I have heard great things about this recipe while working at the hospital so of course I had to have it. So compliments of one of my very favorite anesthesiologist I now have his very delicious recipe. It makes a lot so can be good for a family or for left overs if you are solo. It is so unbelievable easy and it is the ultimate “forget about it” recipe.
Ingredients:
Olive oil (enough to cover the bottom and coat the chicken a bit)
1 tsp. salt
2-3 tbsp. Hungarian Paprika (I got this from a Fresh Market…this seasoning is key)
1 large sliced onion.
1 whole cut up chicken (you can get this already cut up or you can do it yourself. I don’t recommend putting in the backbone; it is near impossible to get all those little bones out)
1 large sliced green pepper
1 large tomato cut in wedges
1-2 tbsp. sour cream
Directions:
1. In a large stock pot saute onions in olive oil, salt, and paprika.

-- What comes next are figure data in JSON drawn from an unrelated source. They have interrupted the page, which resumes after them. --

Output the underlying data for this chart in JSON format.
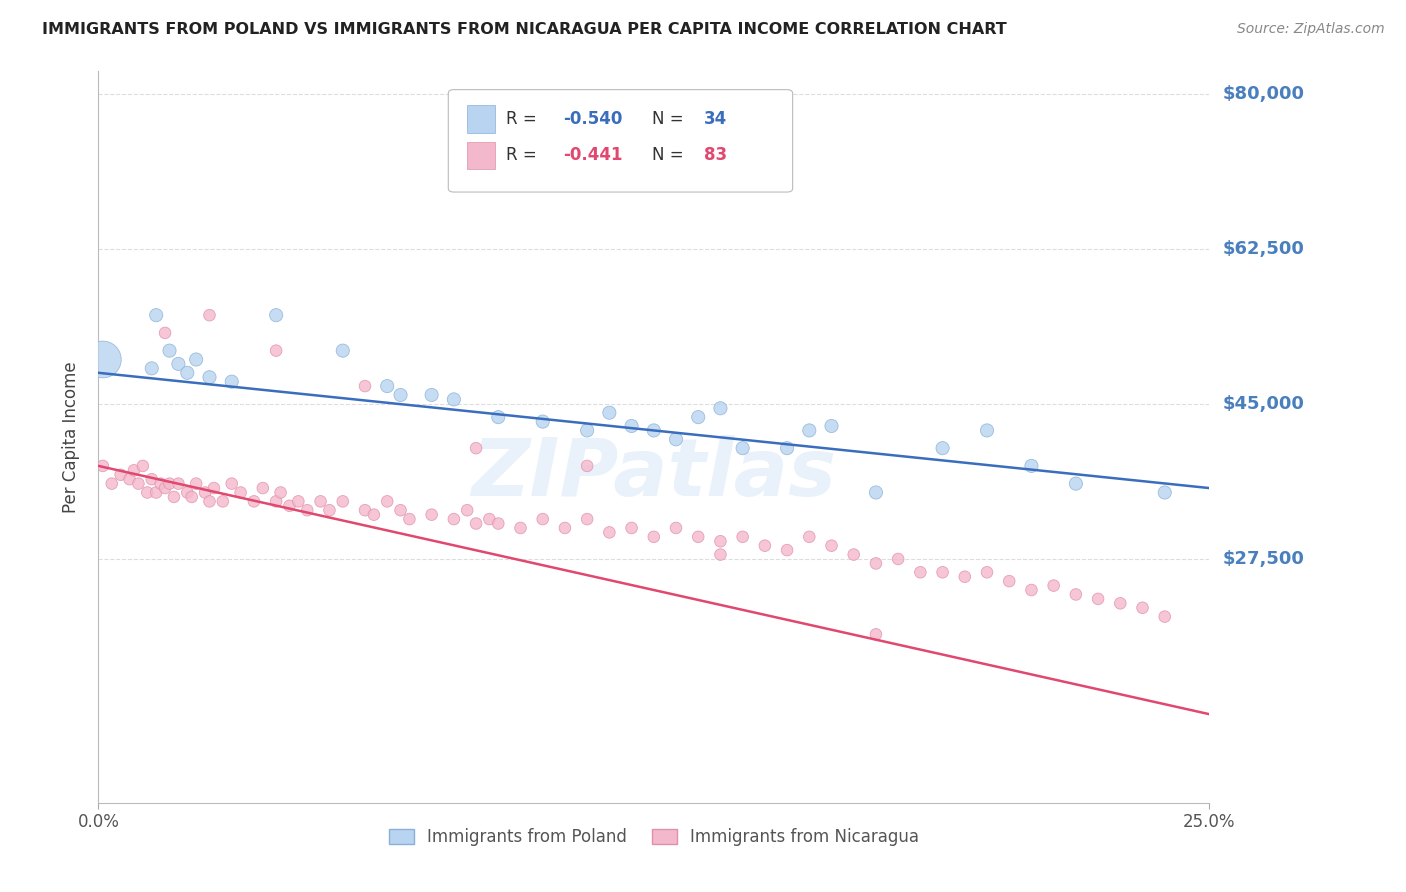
{
  "title": "IMMIGRANTS FROM POLAND VS IMMIGRANTS FROM NICARAGUA PER CAPITA INCOME CORRELATION CHART",
  "source": "Source: ZipAtlas.com",
  "ylabel": "Per Capita Income",
  "ytick_labels": [
    "$80,000",
    "$62,500",
    "$45,000",
    "$27,500"
  ],
  "ytick_values": [
    80000,
    62500,
    45000,
    27500
  ],
  "ymin": 0,
  "ymax": 82500,
  "xmin": 0.0,
  "xmax": 0.25,
  "poland_color": "#b8d4f0",
  "poland_edge": "#8ab0d8",
  "nicaragua_color": "#f4b8cc",
  "nicaragua_edge": "#e090a8",
  "poland_line_color": "#3a6ebd",
  "nicaragua_line_color": "#e04870",
  "background_color": "#ffffff",
  "grid_color": "#dddddd",
  "title_color": "#222222",
  "ytick_color": "#4a7fbd",
  "watermark": "ZIPatlas",
  "poland_R": -0.54,
  "poland_N": 34,
  "nicaragua_R": -0.441,
  "nicaragua_N": 83,
  "poland_scatter_x": [
    0.001,
    0.012,
    0.013,
    0.016,
    0.018,
    0.02,
    0.022,
    0.025,
    0.03,
    0.04,
    0.055,
    0.065,
    0.068,
    0.075,
    0.08,
    0.09,
    0.1,
    0.11,
    0.115,
    0.12,
    0.125,
    0.13,
    0.135,
    0.14,
    0.145,
    0.155,
    0.16,
    0.165,
    0.175,
    0.19,
    0.2,
    0.21,
    0.22,
    0.24
  ],
  "poland_scatter_y": [
    50000,
    49000,
    55000,
    51000,
    49500,
    48500,
    50000,
    48000,
    47500,
    55000,
    51000,
    47000,
    46000,
    46000,
    45500,
    43500,
    43000,
    42000,
    44000,
    42500,
    42000,
    41000,
    43500,
    44500,
    40000,
    40000,
    42000,
    42500,
    35000,
    40000,
    42000,
    38000,
    36000,
    35000
  ],
  "poland_big_idx": 0,
  "nicaragua_scatter_x": [
    0.001,
    0.003,
    0.005,
    0.007,
    0.008,
    0.009,
    0.01,
    0.011,
    0.012,
    0.013,
    0.014,
    0.015,
    0.016,
    0.017,
    0.018,
    0.02,
    0.021,
    0.022,
    0.024,
    0.025,
    0.026,
    0.028,
    0.03,
    0.032,
    0.035,
    0.037,
    0.04,
    0.041,
    0.043,
    0.045,
    0.047,
    0.05,
    0.052,
    0.055,
    0.06,
    0.062,
    0.065,
    0.068,
    0.07,
    0.075,
    0.08,
    0.083,
    0.085,
    0.088,
    0.09,
    0.095,
    0.1,
    0.105,
    0.11,
    0.115,
    0.12,
    0.125,
    0.13,
    0.135,
    0.14,
    0.145,
    0.15,
    0.155,
    0.16,
    0.165,
    0.17,
    0.175,
    0.18,
    0.185,
    0.19,
    0.195,
    0.2,
    0.205,
    0.21,
    0.215,
    0.22,
    0.225,
    0.23,
    0.235,
    0.24,
    0.015,
    0.025,
    0.04,
    0.06,
    0.085,
    0.11,
    0.14,
    0.175
  ],
  "nicaragua_scatter_y": [
    38000,
    36000,
    37000,
    36500,
    37500,
    36000,
    38000,
    35000,
    36500,
    35000,
    36000,
    35500,
    36000,
    34500,
    36000,
    35000,
    34500,
    36000,
    35000,
    34000,
    35500,
    34000,
    36000,
    35000,
    34000,
    35500,
    34000,
    35000,
    33500,
    34000,
    33000,
    34000,
    33000,
    34000,
    33000,
    32500,
    34000,
    33000,
    32000,
    32500,
    32000,
    33000,
    31500,
    32000,
    31500,
    31000,
    32000,
    31000,
    32000,
    30500,
    31000,
    30000,
    31000,
    30000,
    29500,
    30000,
    29000,
    28500,
    30000,
    29000,
    28000,
    27000,
    27500,
    26000,
    26000,
    25500,
    26000,
    25000,
    24000,
    24500,
    23500,
    23000,
    22500,
    22000,
    21000,
    53000,
    55000,
    51000,
    47000,
    40000,
    38000,
    28000,
    19000
  ]
}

2. Add chicken and coat with the seasonings and oil. Keep the heat low to avoid the chicken from browning. Cover and cook for 30mins.
3. Add tomato then cover and cook for another 30mins.
4. Add sour cream and cover and cook for another 20min.
5. Uncover so the sauce thickens.
6. Make sure chicken is cooked all the way through. It should fall off the bone.
7. Best served over egg noodles or a spaetzle type noodle.